Risk perception, as conceived in this sense, is unlike an MRI image in that there is no “correct” perception to be recorded.  Occupational, environmental, and health risks are experienced and perceived in the context of culturally complex and highly politicized arenas.  An analysis informed and colored by these complexities is required.  RAMAS Risk Imaging is intended as an aid in the production of uncertainty-informed risk assessment.

RAMAS Risk Imaging requires data regarding the frequency and the adversity of each harm due to a hazard. This data may come from various sources, including controlled trials, surveys, and expert opinions and judgments. Each of these sources results in an uncertain estimate of the true frequency and/or adversity of the harms that comprise a hazard. RAMAS Risk Imaging uses both the uncertain estimates and the uncertainty associated with them to generate an image of risk.

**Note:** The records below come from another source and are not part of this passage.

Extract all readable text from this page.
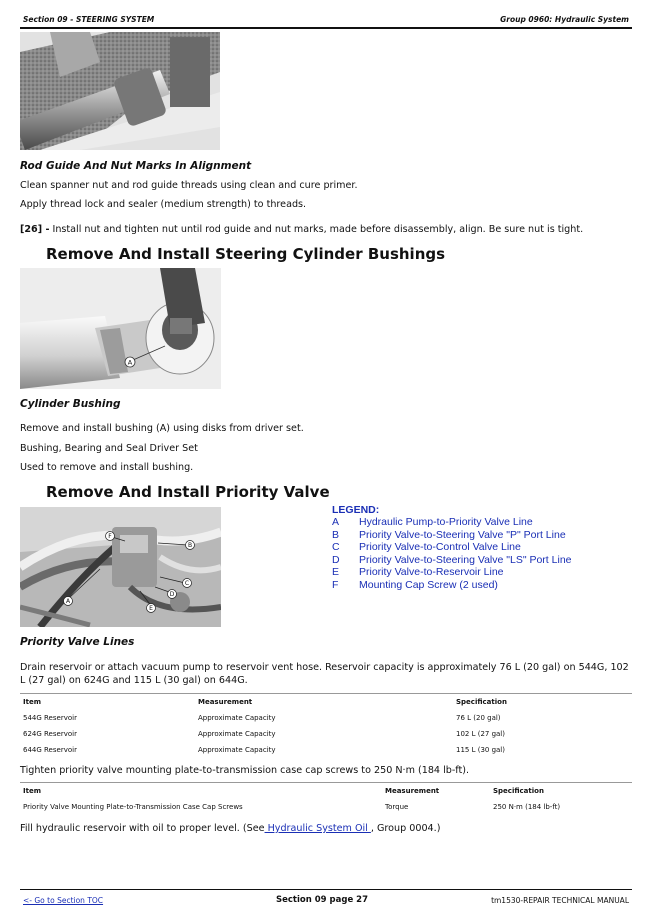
Section 09 - STEERING SYSTEM	Group 0960: Hydraulic System
Rod Guide And Nut Marks In Alignment
Clean spanner nut and rod guide threads using clean and cure primer.
Apply thread lock and sealer (medium strength) to threads.
[26] - Install nut and tighten nut until rod guide and nut marks, made before disassembly, align. Be sure nut is tight.
Remove And Install Steering Cylinder Bushings
A
Cylinder Bushing
Remove and install bushing (A) using disks from driver set.
Bushing, Bearing and Seal Driver Set
Used to remove and install bushing.
Remove And Install Priority Valve
A
B
C
D
E
F
LEGEND:
A	Hydraulic Pump-to-Priority Valve Line
B	Priority Valve-to-Steering Valve "P" Port Line
C	Priority Valve-to-Control Valve Line
D	Priority Valve-to-Steering Valve "LS" Port Line
E	Priority Valve-to-Reservoir Line
F	Mounting Cap Screw (2 used)
Priority Valve Lines
Drain reservoir or attach vacuum pump to reservoir vent hose. Reservoir capacity is approximately 76 L (20 gal) on 544G, 102
L (27 gal) on 624G and 115 L (30 gal) on 644G.
Item	Measurement	Specification
544G Reservoir	Approximate Capacity	76 L (20 gal)
624G Reservoir	Approximate Capacity	102 L (27 gal)
644G Reservoir	Approximate Capacity	115 L (30 gal)
Tighten priority valve mounting plate-to-transmission case cap screws to 250 N·m (184 lb-ft).
Item	Measurement	Specification
Priority Valve Mounting Plate-to-Transmission Case Cap Screws	Torque	250 N·m (184 lb-ft)
Fill hydraulic reservoir with oil to proper level. (See Hydraulic System Oil , Group 0004.)
<- Go to Section TOC	Section 09 page 27	tm1530-REPAIR TECHNICAL MANUAL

The RAMAS Risk Imaging approach follows four steps in the visualization of risk. The first step is to decompose the risk into it`s frequency and adversity components. The next step is to incorporate quantitative uncertainty into these components using methods such as interval arithmetic, info-gap, ordination based upon revealed preferences, and dependency bounding. The third step is to re-compose the risk as a function of uncertain frequency and uncertain adversity. The final step is to focus the risk image on particular risk perceptions by specifying attitudes towards risk and uncertainty.